Abitare il mondo: con o senza Dio?
Il volume «Abitare il mondo: con o senza Dio? La morale tra panteismo, teismo e ateismo» pubblica le sei relazioni svolte alla XVII edizione delle “Vacanze filosofiche per non filosofi” della scorsa estate a Vallombrosa. Strumento proficuamente rapsodico che espone integralmente tutte le relazioni, a beneficio di chi - come me - non era presente ai lavori e desideri acquisirne i contenuti.
Recensisco il volume, operazione che è mero surrogato del surrogato: l’originale è la settimana filosofica, primo surrogato il libro, secondo surrogato le recensioni del libro. Meglio, dunque, partecipare personalmente alla settimana, in subordine leggere il libro e, ultima spiaggia, un’occhiata a quanto segue.
La relazione di Elio Rindone espone lineare -coprendo più di un terzo dell’intero libro- le differenti sorgenti della morale occidentale che hanno generato due fiumi distinti: da una parte la morale autonoma e egocentrica dei greci con i suoi affluenti, mulinelli e turbinii, dall’altra la morale veterotestamentaria invece teonoma e allocentrica, che nel suo svolgersi subisce rivoluzione di percorso con Gesù di Nazareth. Corsi d’acqua che poi si congiungono nel cristianesimo medievale producendo una teonomica ed egocentrica poltiglia nella cristianizzazione di Aristotele implementata da Tommaso d'Aquino.

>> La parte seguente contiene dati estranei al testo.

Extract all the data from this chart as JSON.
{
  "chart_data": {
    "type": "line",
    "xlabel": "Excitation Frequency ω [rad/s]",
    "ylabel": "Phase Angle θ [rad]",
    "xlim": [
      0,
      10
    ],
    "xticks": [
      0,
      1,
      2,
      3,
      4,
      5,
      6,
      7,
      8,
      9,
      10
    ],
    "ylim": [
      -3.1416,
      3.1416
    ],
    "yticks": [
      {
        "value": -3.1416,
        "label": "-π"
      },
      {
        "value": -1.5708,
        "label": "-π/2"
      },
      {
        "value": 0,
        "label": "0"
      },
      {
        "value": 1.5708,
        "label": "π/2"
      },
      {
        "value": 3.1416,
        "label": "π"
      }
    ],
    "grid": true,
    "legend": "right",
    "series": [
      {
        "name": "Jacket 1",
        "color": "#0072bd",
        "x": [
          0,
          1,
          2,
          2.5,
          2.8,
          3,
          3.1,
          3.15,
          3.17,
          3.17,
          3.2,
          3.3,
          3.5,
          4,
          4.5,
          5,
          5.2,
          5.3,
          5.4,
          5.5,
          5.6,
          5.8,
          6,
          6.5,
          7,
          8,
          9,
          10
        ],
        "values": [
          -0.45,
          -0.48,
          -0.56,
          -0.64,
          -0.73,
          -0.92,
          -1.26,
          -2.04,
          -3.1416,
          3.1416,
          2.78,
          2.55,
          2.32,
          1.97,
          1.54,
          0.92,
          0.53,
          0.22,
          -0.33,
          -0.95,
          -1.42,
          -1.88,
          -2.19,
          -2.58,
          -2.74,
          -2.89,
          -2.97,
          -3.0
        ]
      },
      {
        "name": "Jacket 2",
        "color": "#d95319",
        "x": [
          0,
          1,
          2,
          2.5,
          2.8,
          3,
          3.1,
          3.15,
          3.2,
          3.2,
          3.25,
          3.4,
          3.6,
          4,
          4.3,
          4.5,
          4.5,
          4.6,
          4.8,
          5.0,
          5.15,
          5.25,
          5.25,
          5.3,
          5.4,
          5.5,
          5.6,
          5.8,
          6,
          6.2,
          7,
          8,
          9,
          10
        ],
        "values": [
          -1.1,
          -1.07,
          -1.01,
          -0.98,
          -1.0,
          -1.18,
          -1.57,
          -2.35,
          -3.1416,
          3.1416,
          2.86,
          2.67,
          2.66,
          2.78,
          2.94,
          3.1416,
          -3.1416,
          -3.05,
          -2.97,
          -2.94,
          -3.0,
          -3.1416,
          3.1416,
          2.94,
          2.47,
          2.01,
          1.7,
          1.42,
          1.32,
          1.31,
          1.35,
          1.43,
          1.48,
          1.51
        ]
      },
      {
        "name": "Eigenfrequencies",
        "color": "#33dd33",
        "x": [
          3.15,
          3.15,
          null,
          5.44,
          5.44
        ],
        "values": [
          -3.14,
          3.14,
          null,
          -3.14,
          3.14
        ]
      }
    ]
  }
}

L’esposizione filosofica e laicamente teologica di Rindone appare didattica: in poche decine di pagine è offerta al lettore, non filosofo di professione come il sottoscritto, la possibilità di apprendere agilmente i fondamenti e gli sviluppi storici della filosofia morale. Nel contempo è dialettica, stimolante e propositiva, nel suo confrontare criticamente le etiche atee, teiste e panteiste, dove virtù e bene poggiano e si sviluppano sopra differenti e articolate concezioni, e palesi, e criptiche:
piacere nel fare il ‘bene’ per soddisfare il desiderio personale;
criteri morali, virtù e beni, giustizia e amore, oggettivi e/o soggettivi;
coscienza morale intrinseca oppure precettistica;
amore come eros o agape;
beni e fini assoluti o parziali;
pescando il meglio da tali tradizioni Rindone propone una morale che, mondata da egocentrismi e teismi, possa risultare autonoma e nel contempo allocentrica.

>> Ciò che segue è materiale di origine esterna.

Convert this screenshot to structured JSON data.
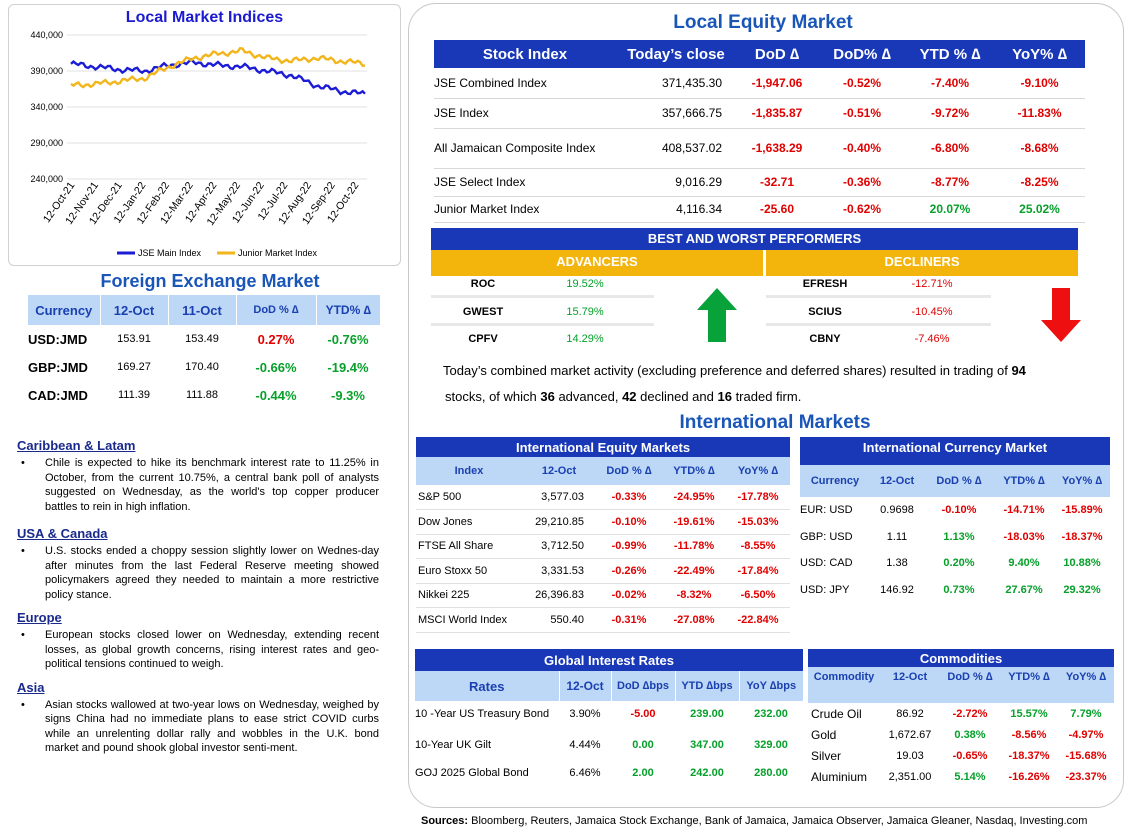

L’intervento di Mario Trombino inizia soffermandosi sul peculiare codice linguistico del movimento culturale dell’Umanesimo. Gli umanisti rifiutarono il linguaggio del loro tempo (XV secolo) per tornare a quello del primo secolo avanti Cristo. Nessuna nostalgia e neppure snobismo, ma operazione consapevole di avanguardie illuminate tese a costruire e esprimere, con il maggior ordine fattibile, l’umano pensiero attraverso un linguaggio il più possibile razionale, preciso e congruo. Trombino, scorge parallelismo e filiazione tra il movimento quattrocentesco dell’umanesimo e gli attuali tecnici elettronici che implementano new media, somiglianti per la rigorosa precisione e innovazione, seppur caratterizzati da semantiche alquanto differenti. In questa ottica emerge una diretta correlazione, e anche coincidenza, tra il pensiero razionale prodotto dalla mente e il calcolare, applicabile alle macchine, all’uomo e, eventualmente, a Dio. L’incremento della quantità degli elementi di calcolo disponibili nell’elaborazione mentale del soggetto, o dell’ente, ne determineranno la specifica potenza fino al raggiungimento di ipotetiche, paradivine o divine, onnipotenze e onniveggenze, ma una elaborazione per risultare efficace non può svolgersi a capocchia, necessita di un rigoroso linguaggio ben costituito, istituito e ordinato, nonché razionalmente codificato. Una apoteosi di libertà realizzabile nella somma costrizione, dove libertà e necessità si trovano a coincidere.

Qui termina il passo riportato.